Building these relationships may help people feel like HR is trustworthy and will take sexual harassment seriously.
HR’s role in building employee trust
“The best way to build a connection with employees is to create a human-centered culture. Leaders can do this by keeping the line of communication open and providing frequent check-ins,” Bischoff said. “[And] good HR professionals build trust and take action to prevent and stop harassment.”
The report stressed the importance of a “human workplace,” defined as an environment where people are allowed to be human, make mistakes and treat each other with empathy, Bischoff said. “If we see each other as humans, we’re more likely to speak up when things are not right, when there are problems, and when we believe we’ve been harassed,” she added.
Not addressing sexual harassment has a clear negative impact on employees, but it can also adversely affect employers through turnover.

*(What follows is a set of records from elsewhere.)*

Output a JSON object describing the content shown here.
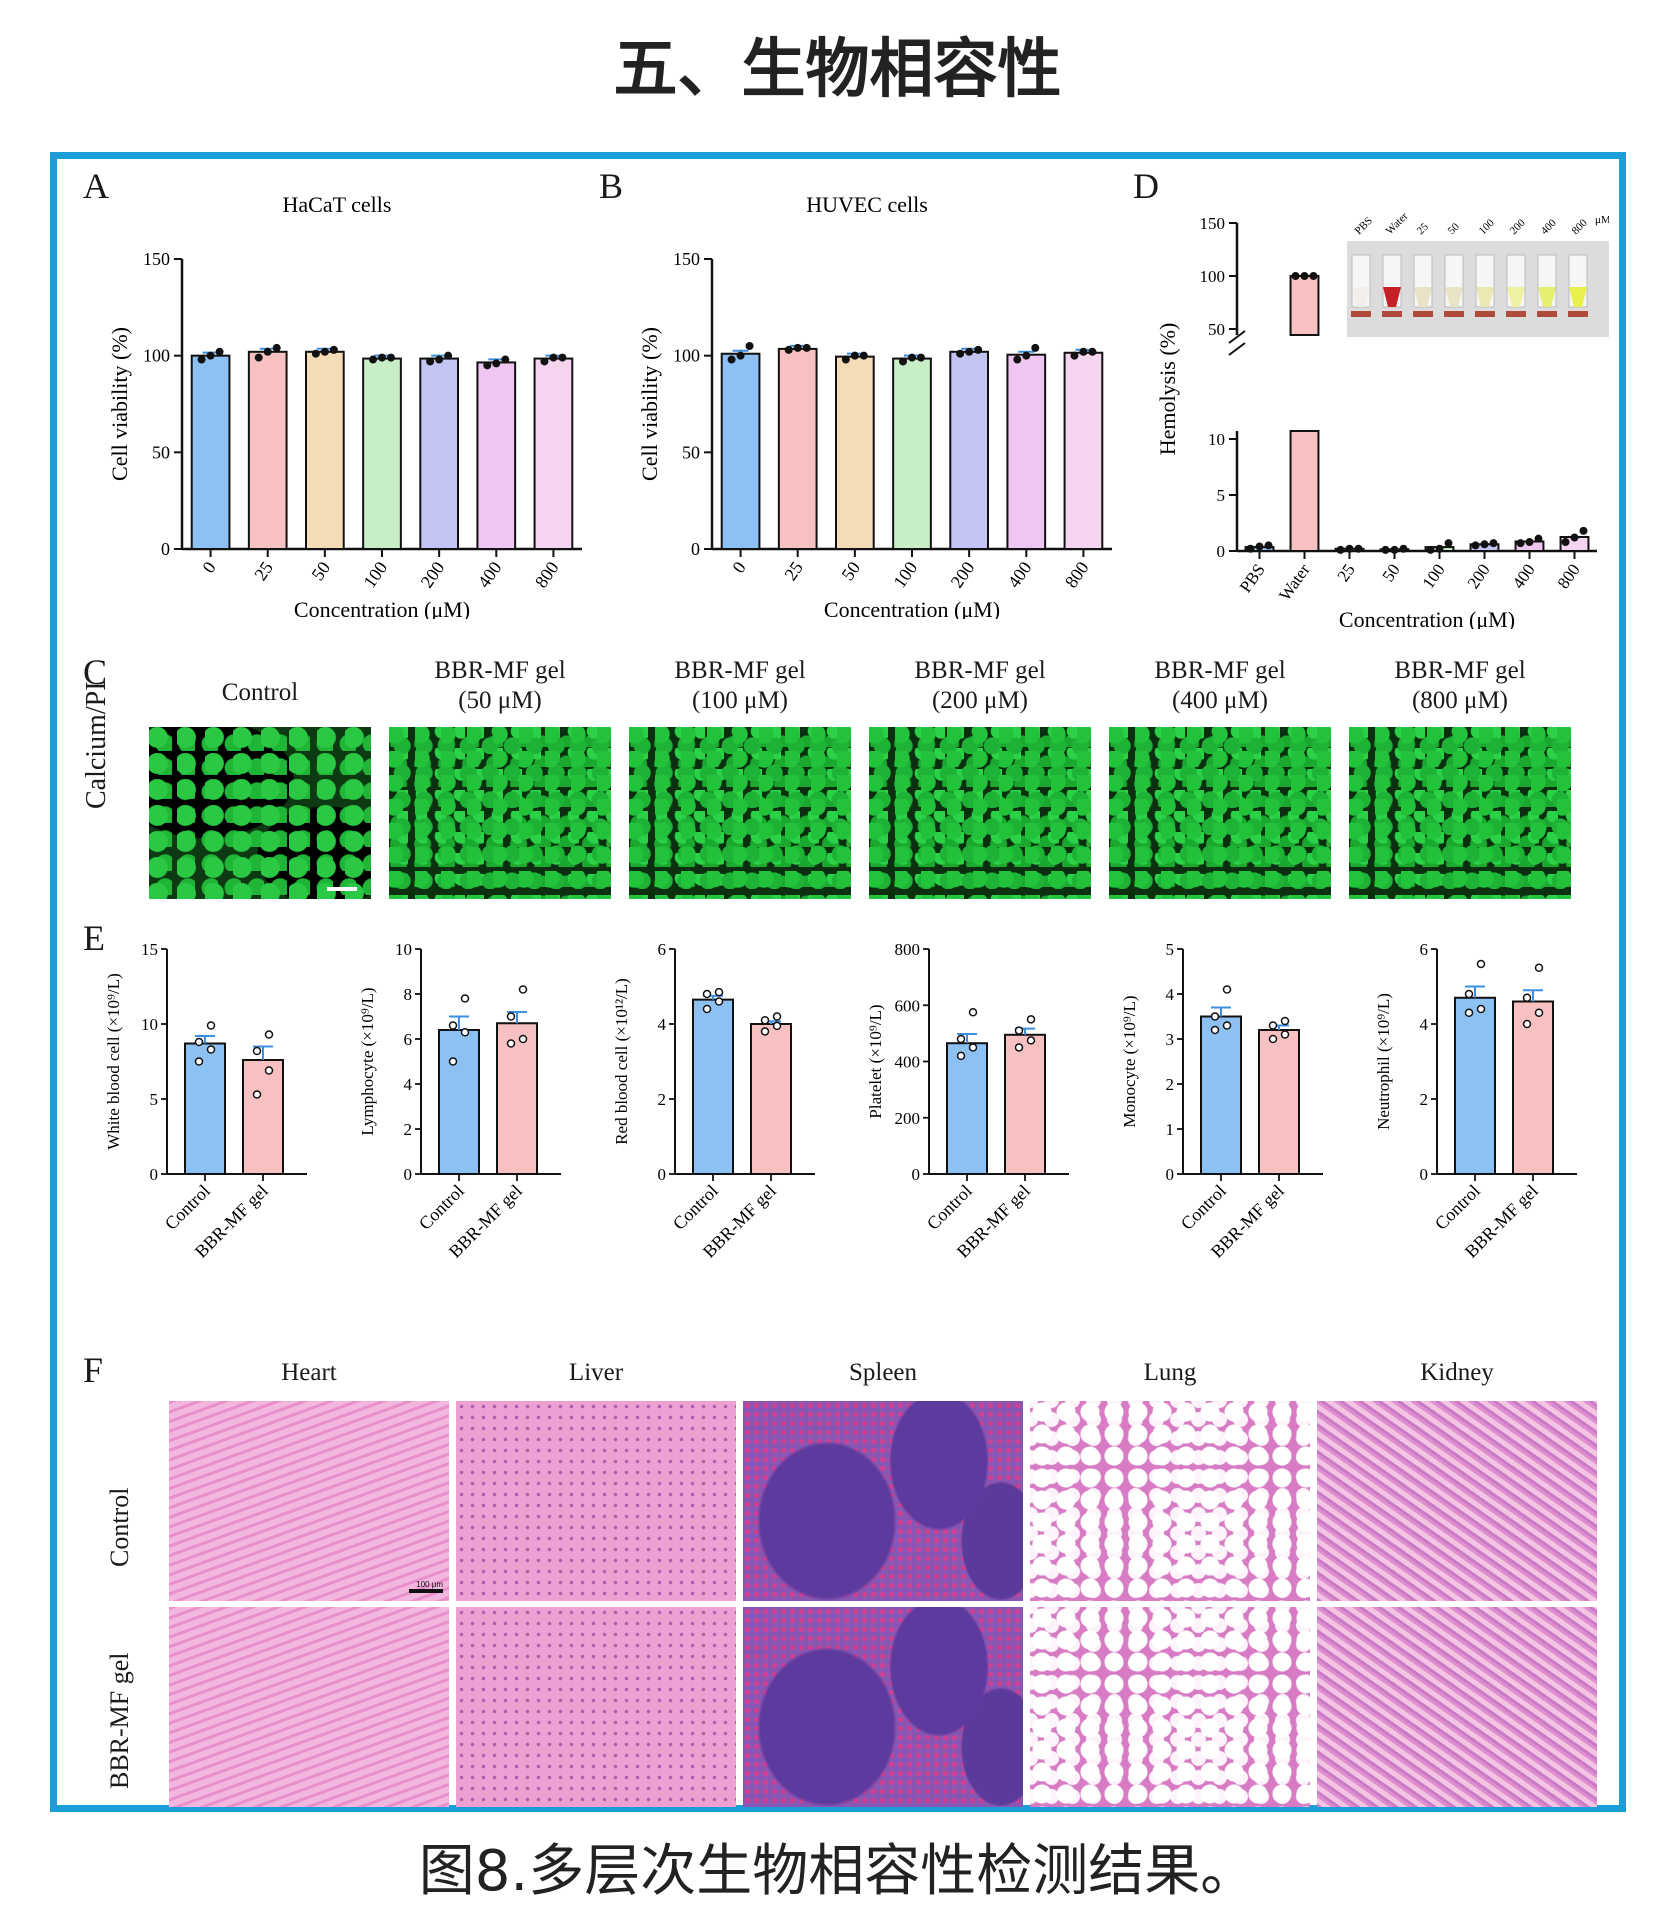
{
  "page_title": "五、生物相容性",
  "caption": "图8.多层次生物相容性检测结果。",
  "colors": {
    "frame": "#199ed8",
    "c0": "#8ec1f3",
    "c25": "#f7c1c1",
    "c50": "#f4dcb7",
    "c100": "#c8eec7",
    "c200": "#c4c4f4",
    "c400": "#efc6f2",
    "c800": "#f5d4f0",
    "control_bar": "#8ec1f3",
    "gel_bar": "#f7c1c1",
    "error": "#3b8ee0"
  },
  "panel_letters": {
    "A": "A",
    "B": "B",
    "C": "C",
    "D": "D",
    "E": "E",
    "F": "F"
  },
  "chart_data": [
    {
      "id": "A",
      "type": "bar",
      "title": "HaCaT cells",
      "xlabel": "Concentration (μM)",
      "ylabel": "Cell viability (%)",
      "categories": [
        "0",
        "25",
        "50",
        "100",
        "200",
        "400",
        "800"
      ],
      "values": [
        100,
        102,
        102,
        98.5,
        98.5,
        96.5,
        98.5
      ],
      "points": [
        [
          98,
          100,
          102
        ],
        [
          99,
          102,
          104
        ],
        [
          101,
          102,
          103
        ],
        [
          98,
          99,
          99
        ],
        [
          97,
          98,
          100
        ],
        [
          95,
          96,
          98
        ],
        [
          97,
          99,
          99
        ]
      ],
      "ylim": [
        0,
        150
      ],
      "yticks": [
        0,
        50,
        100,
        150
      ]
    },
    {
      "id": "B",
      "type": "bar",
      "title": "HUVEC cells",
      "xlabel": "Concentration (μM)",
      "ylabel": "Cell viability (%)",
      "categories": [
        "0",
        "25",
        "50",
        "100",
        "200",
        "400",
        "800"
      ],
      "values": [
        101,
        103.5,
        99.5,
        98.5,
        102,
        100.5,
        101.5
      ],
      "points": [
        [
          98,
          100,
          105
        ],
        [
          103,
          104,
          104
        ],
        [
          98,
          100,
          100
        ],
        [
          97,
          99,
          99
        ],
        [
          101,
          102,
          103
        ],
        [
          98,
          100,
          104
        ],
        [
          100,
          102,
          102
        ]
      ],
      "ylim": [
        0,
        150
      ],
      "yticks": [
        0,
        50,
        100,
        150
      ]
    },
    {
      "id": "D",
      "type": "bar",
      "xlabel": "Concentration (μM)",
      "ylabel": "Hemolysis (%)",
      "categories": [
        "PBS",
        "Water",
        "25",
        "50",
        "100",
        "200",
        "400",
        "800"
      ],
      "values": [
        0.35,
        100,
        0.2,
        0.15,
        0.35,
        0.6,
        0.85,
        1.25
      ],
      "points": [
        [
          0.2,
          0.4,
          0.5
        ],
        [
          100,
          100,
          100
        ],
        [
          0.1,
          0.2,
          0.2
        ],
        [
          0.1,
          0.1,
          0.2
        ],
        [
          0.1,
          0.2,
          0.7
        ],
        [
          0.5,
          0.6,
          0.7
        ],
        [
          0.7,
          0.8,
          1.1
        ],
        [
          0.8,
          1.2,
          1.8
        ]
      ],
      "yticks_lower": [
        0,
        5,
        10
      ],
      "yticks_upper": [
        50,
        100,
        150
      ],
      "axis_break": true,
      "inset_labels": [
        "PBS",
        "Water",
        "25",
        "50",
        "100",
        "200",
        "400",
        "800"
      ],
      "inset_unit": "μM"
    },
    {
      "id": "E1",
      "type": "bar",
      "ylabel": "White blood cell (×10⁹/L)",
      "categories": [
        "Control",
        "BBR-MF gel"
      ],
      "values": [
        8.7,
        7.6
      ],
      "points": [
        [
          7.5,
          8.3,
          8.8,
          9.9
        ],
        [
          5.3,
          6.9,
          8.2,
          9.3
        ]
      ],
      "sem": [
        0.5,
        0.9
      ],
      "ylim": [
        0,
        15
      ],
      "yticks": [
        0,
        5,
        10,
        15
      ]
    },
    {
      "id": "E2",
      "type": "bar",
      "ylabel": "Lymphocyte (×10⁹/L)",
      "categories": [
        "Control",
        "BBR-MF gel"
      ],
      "values": [
        6.4,
        6.7
      ],
      "points": [
        [
          5.0,
          6.3,
          6.6,
          7.8
        ],
        [
          5.8,
          6.0,
          7.0,
          8.2
        ]
      ],
      "sem": [
        0.6,
        0.5
      ],
      "ylim": [
        0,
        10
      ],
      "yticks": [
        0,
        2,
        4,
        6,
        8,
        10
      ]
    },
    {
      "id": "E3",
      "type": "bar",
      "ylabel": "Red blood cell (×10¹²/L)",
      "categories": [
        "Control",
        "BBR-MF gel"
      ],
      "values": [
        4.65,
        4.0
      ],
      "points": [
        [
          4.4,
          4.6,
          4.8,
          4.85
        ],
        [
          3.8,
          3.95,
          4.1,
          4.2
        ]
      ],
      "sem": [
        0.1,
        0.07
      ],
      "ylim": [
        0,
        6
      ],
      "yticks": [
        0,
        2,
        4,
        6
      ]
    },
    {
      "id": "E4",
      "type": "bar",
      "ylabel": "Platelet (×10⁹/L)",
      "categories": [
        "Control",
        "BBR-MF gel"
      ],
      "values": [
        465,
        495
      ],
      "points": [
        [
          420,
          450,
          480,
          575
        ],
        [
          450,
          475,
          510,
          550
        ]
      ],
      "sem": [
        33,
        22
      ],
      "ylim": [
        0,
        800
      ],
      "yticks": [
        0,
        200,
        400,
        600,
        800
      ]
    },
    {
      "id": "E5",
      "type": "bar",
      "ylabel": "Monocyte (×10⁹/L)",
      "categories": [
        "Control",
        "BBR-MF gel"
      ],
      "values": [
        3.5,
        3.2
      ],
      "points": [
        [
          3.2,
          3.3,
          3.5,
          4.1
        ],
        [
          3.0,
          3.1,
          3.3,
          3.4
        ]
      ],
      "sem": [
        0.2,
        0.1
      ],
      "ylim": [
        0,
        5
      ],
      "yticks": [
        0,
        1,
        2,
        3,
        4,
        5
      ]
    },
    {
      "id": "E6",
      "type": "bar",
      "ylabel": "Neutrophil (×10⁹/L)",
      "categories": [
        "Control",
        "BBR-MF gel"
      ],
      "values": [
        4.7,
        4.6
      ],
      "points": [
        [
          4.3,
          4.4,
          4.8,
          5.6
        ],
        [
          4.0,
          4.3,
          4.7,
          5.5
        ]
      ],
      "sem": [
        0.3,
        0.3
      ],
      "ylim": [
        0,
        6
      ],
      "yticks": [
        0,
        2,
        4,
        6
      ]
    }
  ],
  "panel_c": {
    "row_label": "Calcium/PI",
    "columns": [
      {
        "line1": "Control",
        "line2": ""
      },
      {
        "line1": "BBR-MF gel",
        "line2": "(50 μM)"
      },
      {
        "line1": "BBR-MF gel",
        "line2": "(100 μM)"
      },
      {
        "line1": "BBR-MF gel",
        "line2": "(200 μM)"
      },
      {
        "line1": "BBR-MF gel",
        "line2": "(400 μM)"
      },
      {
        "line1": "BBR-MF gel",
        "line2": "(800 μM)"
      }
    ]
  },
  "panel_f": {
    "organs": [
      "Heart",
      "Liver",
      "Spleen",
      "Lung",
      "Kidney"
    ],
    "rows": [
      "Control",
      "BBR-MF gel"
    ],
    "scale_label": "100 μm"
  }
}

Of the 21 percent of employees who are actively looking for a new job, 33 percent have been sexually harassed at work, according to the survey. This number is probably higher, the survey stated.
The “lawyerly” reason organizations should take sexual harassment more seriously is because of the risks they face due to bad press, lawsuits, charges of discrimination and the costs of settlement. But there’s much more to consider than reputational and financial damage. “Good organizations hear the lawyerly response more clearly, but great organizations hear the human response more clearly,” Bischoff said.
When sexual harassment occurs, a company is not providing an environment for employees in which they can do their best work and voice their concerns, she said. The company is treating their employees poorly, and it’s not providing the best services or products to its clients and customers as well.
The Workhuman report found that of the women who reported being sexually harassed, 29 percent did not get their claim investigated, Of the men reporting sexual harassment, 12 percent did not get their claim investigated.
This may also contribute to mistrust in HR, Bischoff said. “There’s no good reason for harassment not to be investigated,” Bischoff said. “Serious allegations of harassment should always be investigated.”